Over the past two weeks, I have been specifically looking at the business continuation needs of unincorporated businesses. So how about the typical and most often quoted business continuation scenario – the limited company? Well, if you read most articles and literature on the subject of business continuation/keyperson cover, you could be forgiven for thinking that this was the only business structure for whom this protection need was an issue.
In many private companies, you will no doubt find that the most important persons to cover will be the owner/ managers. That is not to say that there will never be other than owner/managers as keypersons, just that they will represent the biggest group in most SMEs. Having identified who the keypersons are by virtue of being satisfied that the financial consequences of their loss or absence from the business would cause a financial loss that would be significant, disruptive and not easy (or even possible) to cover out of ordinary cashflow without harming the business, how do you put the cover in place?
Well, as a separate legal entity, the company can definitely contract for the necessary policy which would then be held on the balance sheet as an asset. Using this so-called corporate route, the policy on the life of the keyperson would be effected by the company for its own benefit. No trust will be needed. Insurable interest would exist in the form of the financial loss that the company would anticipate suffering as a result of the death or serious illness of the life assured – the key director.
An alternative means of providing cover on the lives of the owner/managers is for the individual directors each to effect a policy on their own life subject to a business trust for the benefit of their co-shareholders, that is, in the same way as partners in a partnership. Which is best will depend on the facts.
In many private companies, you will no doubt find that the most important persons to cover will be the owner/ managers.
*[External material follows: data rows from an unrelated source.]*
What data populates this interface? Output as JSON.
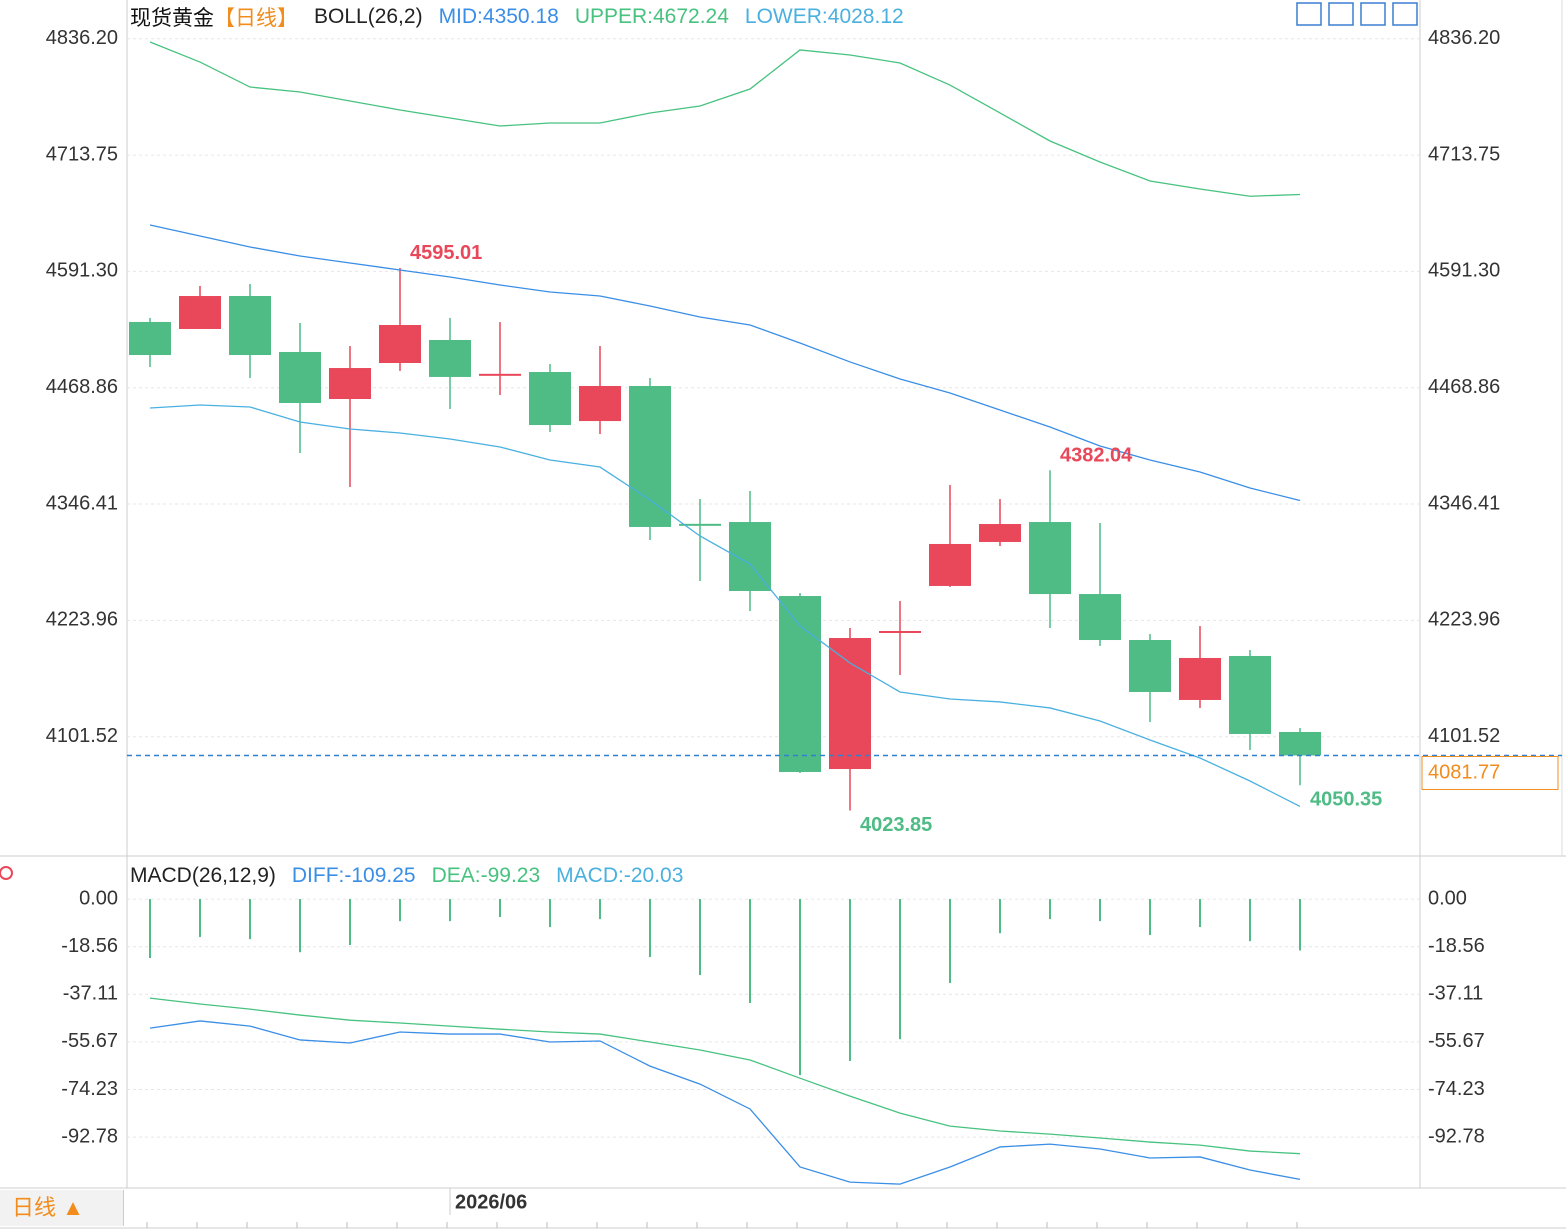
{
  "chart_data": [
    {
      "type": "candlestick",
      "title": "现货黄金",
      "period": "【日线】",
      "indicator": "BOLL(26,2)",
      "categories": [
        null,
        null,
        null,
        null,
        null,
        null,
        "2026/06",
        null,
        null,
        null,
        null,
        null,
        null,
        null,
        null,
        null,
        null,
        null,
        null,
        null,
        null,
        null,
        null,
        null
      ],
      "open": [
        4538.1,
        4530.7,
        4565.4,
        4506.5,
        4457.0,
        4494.9,
        4519.1,
        4483.3,
        4485.4,
        4433.8,
        4470.7,
        4325.6,
        4327.5,
        4249.6,
        4067.5,
        4212.6,
        4260.2,
        4306.5,
        4327.5,
        4251.7,
        4203.3,
        4140.2,
        4186.5,
        4106.5
      ],
      "high": [
        4542.3,
        4576.0,
        4578.1,
        4537.0,
        4512.8,
        4595.01,
        4542.3,
        4538.0,
        4493.8,
        4512.8,
        4479.1,
        4351.7,
        4360.2,
        4252.8,
        4215.9,
        4244.4,
        4366.5,
        4351.7,
        4382.04,
        4326.5,
        4209.6,
        4218.0,
        4192.8,
        4110.7
      ],
      "low": [
        4490.7,
        4530.7,
        4479.1,
        4400.2,
        4364.4,
        4486.5,
        4446.5,
        4461.2,
        4422.3,
        4420.2,
        4308.6,
        4265.4,
        4233.8,
        4063.3,
        4023.85,
        4166.5,
        4259.1,
        4302.3,
        4215.9,
        4197.0,
        4117.0,
        4131.8,
        4087.5,
        4050.35
      ],
      "close": [
        4503.3,
        4565.4,
        4503.3,
        4452.8,
        4489.6,
        4534.9,
        4480.2,
        4483.5,
        4429.6,
        4470.7,
        4322.3,
        4325.4,
        4254.9,
        4064.4,
        4205.4,
        4212.8,
        4304.4,
        4325.4,
        4251.7,
        4203.3,
        4148.6,
        4184.4,
        4104.4,
        4081.77
      ],
      "up_color": "#e8485a",
      "down_color": "#4fbb85",
      "series": [
        {
          "name": "MID:4350.18",
          "color": "#3a8ee6",
          "values": [
            4640.2,
            4628.6,
            4617.0,
            4607.5,
            4600.2,
            4592.8,
            4585.4,
            4577.0,
            4569.6,
            4565.4,
            4554.9,
            4543.3,
            4534.9,
            4515.9,
            4496.0,
            4478.1,
            4463.3,
            4445.4,
            4427.5,
            4407.5,
            4392.8,
            4380.2,
            4363.3,
            4350.18
          ]
        },
        {
          "name": "UPPER:4672.24",
          "color": "#47c27f",
          "values": [
            4832.8,
            4811.7,
            4785.4,
            4780.2,
            4770.7,
            4761.2,
            4752.8,
            4744.4,
            4747.5,
            4747.5,
            4758.1,
            4765.4,
            4783.3,
            4824.4,
            4819.1,
            4810.7,
            4787.5,
            4758.1,
            4728.6,
            4706.5,
            4686.5,
            4678.1,
            4670.4,
            4672.24
          ]
        },
        {
          "name": "LOWER:4028.12",
          "color": "#4ab0e0",
          "values": [
            4447.5,
            4450.7,
            4448.6,
            4432.8,
            4425.4,
            4421.2,
            4414.9,
            4406.5,
            4392.8,
            4385.4,
            4350.7,
            4312.8,
            4283.3,
            4218.1,
            4179.1,
            4148.6,
            4141.2,
            4138.1,
            4131.8,
            4118.1,
            4098.1,
            4079.1,
            4054.9,
            4028.12
          ]
        }
      ],
      "ylim": [
        3977,
        4877
      ],
      "yticks": [
        {
          "value": 4836.2,
          "label": "4836.20"
        },
        4713.75,
        {
          "value": 4591.3,
          "label": "4591.30"
        },
        4468.86,
        4346.41,
        4223.96,
        4101.52
      ],
      "grid": true
    },
    {
      "type": "macd",
      "indicator": "MACD(26,12,9)",
      "histogram": {
        "name": "MACD:-20.03",
        "color": "#4fbb85",
        "up_color": "#e8485a",
        "values": [
          -23.0,
          -14.8,
          -15.6,
          -20.7,
          -17.9,
          -8.6,
          -8.6,
          -7.0,
          -10.9,
          -7.8,
          -22.6,
          -29.6,
          -40.5,
          -68.6,
          -63.1,
          -54.6,
          -32.7,
          -13.3,
          -7.8,
          -8.6,
          -14.0,
          -10.9,
          -16.4,
          -20.03
        ]
      },
      "series": [
        {
          "name": "DIFF:-109.25",
          "color": "#3a8ee6",
          "values": [
            -50.3,
            -47.5,
            -49.5,
            -54.9,
            -56.1,
            -51.8,
            -52.6,
            -52.6,
            -55.7,
            -55.3,
            -65.1,
            -72.1,
            -81.8,
            -104.4,
            -110.3,
            -111.1,
            -104.4,
            -96.6,
            -95.5,
            -97.4,
            -100.9,
            -100.5,
            -105.6,
            -109.25
          ]
        },
        {
          "name": "DEA:-99.23",
          "color": "#47c27f",
          "values": [
            -38.6,
            -40.9,
            -42.9,
            -45.2,
            -47.2,
            -48.3,
            -49.5,
            -50.7,
            -51.8,
            -52.6,
            -55.7,
            -58.8,
            -62.7,
            -69.8,
            -76.8,
            -83.4,
            -88.5,
            -90.4,
            -91.6,
            -93.1,
            -94.7,
            -95.9,
            -98.2,
            -99.23
          ]
        }
      ],
      "ylim": [
        -112.6,
        16.4
      ],
      "yticks": [
        {
          "value": 0,
          "label": "0.00"
        },
        -18.56,
        -37.11,
        -55.67,
        -74.23,
        -92.78
      ],
      "grid": true
    }
  ],
  "period_button": "日线 ▲"
}
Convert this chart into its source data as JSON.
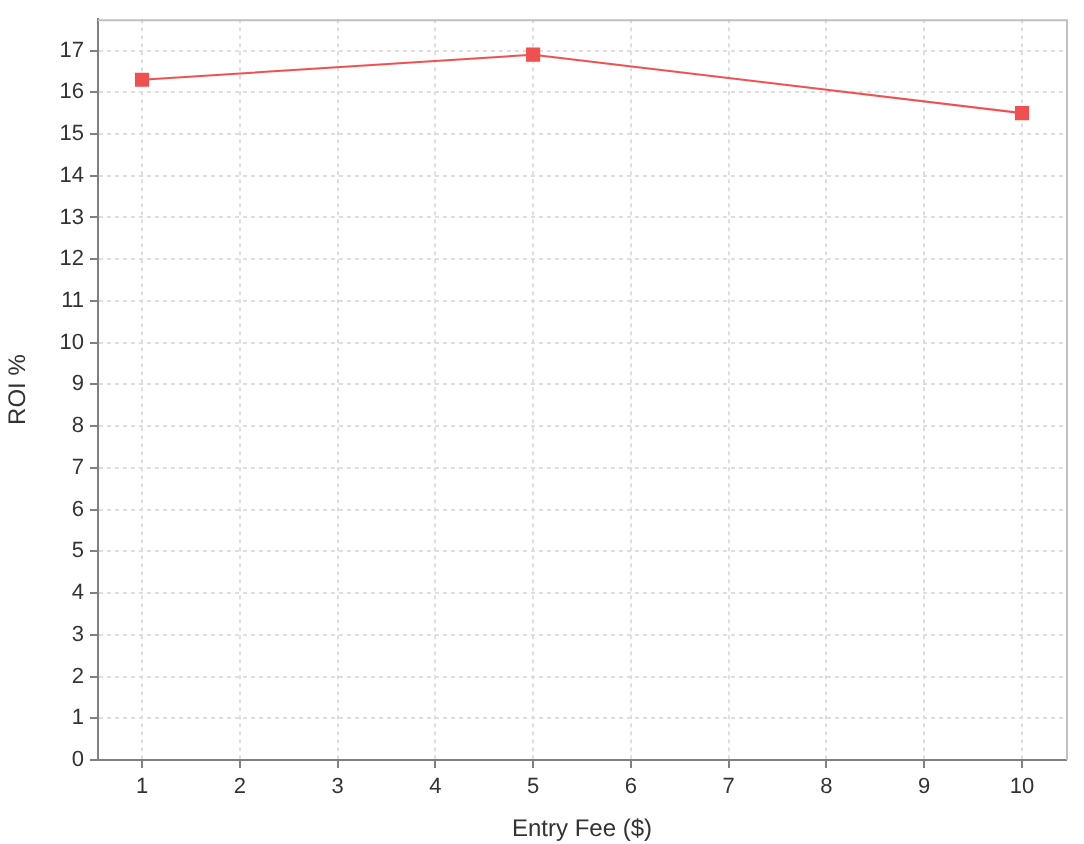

They will represent the biggest group in most SME’s
Taking the individual route keeps the policy outside the company. This delivers more flexibility to the shareholding directors than under the corporate route. For example, if the whole sum assured payable were not required in the business at the time it was paid, say, because the financial loss was not as great as anticipated, then the not needed surplus could be retained as a tax-free windfall for the continuing directors.
To the extent that money from the life insurance policy was required in the company, the recipient continuing shareholding directors would typically inject the required sum into the company by way of a loan.
If the sum assured were paid into the company under a company-owned policy and the full sum assured were not required then, aside from the repayment of any loans owed to the directors, any payment from the company would have to be by way of income from employment or through dividend payments – both of which would carry income tax implications. The former would also deliver National Insurance implications.
The relative levels of corporate and personal taxation have an impact on the net of tax cost of the corporate and personal methods of effecting cover.
Using the corporate route, the policy remains an asset on the balance sheet. Whether the receipt of the proceeds will be subject to tax will depend on the circumstances but, in most cases, if the purpose of the policy is a capital purpose and not a revenue purpose, and especially given that tax relief on the premiums will generally not be available when the policy is on the life of a shareholder, the policy proceeds should not be taxable.
Using the personal route, on the death or serious illness of the life assured, the sum assured, as stated above, will be paid IHT-free under the trust to the continuing business owners who can then lend these funds to their company. This would create or enhance their loan/capital accounts with the company.
If the sum assured exceeds the nil-rate band, then thought should be given to effecting separate policies on different days, each for a sum assured not exceeding the nil-rate band and each subject to a separate business trust. Under current law, if properly executed, this arrangement should ensure that each policy trust was entitled to its own nil-rate band which should ensure that there would be no risk of IHT being payable on payment of the benefits out of the business trust.
Using the personal route may seem attractively flexible. However, the cost of providing the cover in this way after taking account of the tax aspects is usually higher. This is because, in effect, the cost of the premiums will have to be met (one way or another) out of after-tax (and, where relevant, NICs) income. A high proportion of shareholding directors are likely to have a marginal rate of tax that is higher (possibly signifi-cantly higher) than the rate of income tax paid by the company on its profits.
If you add the National Insurance cost to that, then the margin of difference can be quite high. It is worth noting that even if the company pays the premiums under personal trust policies proposed for by the shareholding directors, this will amount to “meeting a pecuniary liability” of the director and both tax and NICs will be due.
To leave the directors’ net position unaffected by the premium payments, the company would then need to pay the premiums, any employer’s NICs and sufficient additional salary such that after tax and any NICs on it the owner had enough to meet the extra tax/NICs on the premiums.
It would be possible to avoid the employer National Insurance cost if the share-holding director received the payment from the comp-any to meet the premium cost by way of dividend.